Relative velocity of two ships — at an instant, ship A travels 6 km/h due east and ship B travels 8 km/h due north. Find the magnitude of the velocity of B relative to A (in km/h).

Difficulty: Easy

Correct Answer: 10 km/h

Explanation:


Introduction / Context:
Relative velocity is essential in navigation, collision avoidance, and kinematics. It is found by vector subtraction of velocities. For perpendicular velocity directions (east and north), the relative speed forms the hypotenuse of a right triangle with component differences as legs.


Given Data / Assumptions:

  • v_A = 6 km/h east (positive x-axis).
  • v_B = 8 km/h north (positive y-axis).
  • Flat-earth approximation over short duration; instantaneous velocities.


Concept / Approach:

The velocity of B relative to A is v_B/A = v_B − v_A. Since the velocities are orthogonal, the magnitude is found using the Pythagorean theorem from the component differences.


Step-by-Step Solution:

Write vectors: v_A = (6, 0), v_B = (0, 8) in km/h.Compute v_B/A = (0 − 6, 8 − 0) = (−6, 8).Find magnitude: |v_B/A| = sqrt( (−6)^2 + 8^2 ) = sqrt(36 + 64) = sqrt(100 ) = 10 km/h.Direction is arctan(8/6) ≈ 53.13° north of west (not required but useful).

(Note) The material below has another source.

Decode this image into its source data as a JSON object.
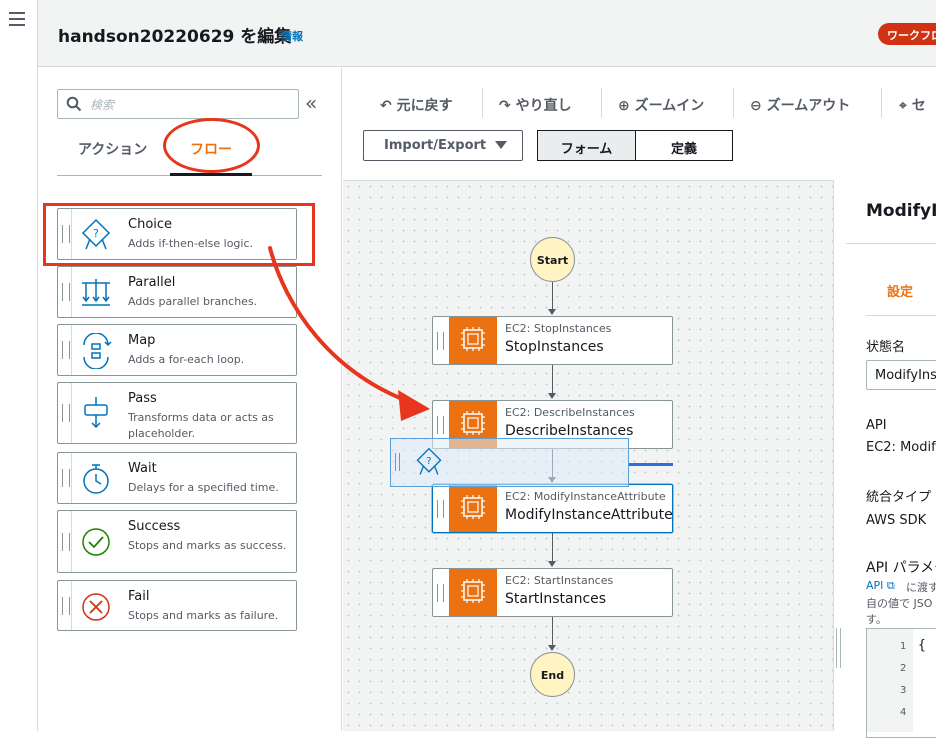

Verification / Alternative check (if short method exists):

Since components are 6 and 8, recall the 6–8–10 Pythagorean triple, confirming 10 km/h immediately.


Why Other Options Are Wrong:

7 and 2 km/h arise from incorrect addition or subtraction of magnitudes; 1 km/h is unrealistic; 14 km/h is simple addition ignoring vector nature.


Common Pitfalls (misconceptions, mistakes):

Adding speeds as scalars; forgetting that relative velocity is a vector difference; mixing units (e.g., km/h with m/s) without conversion.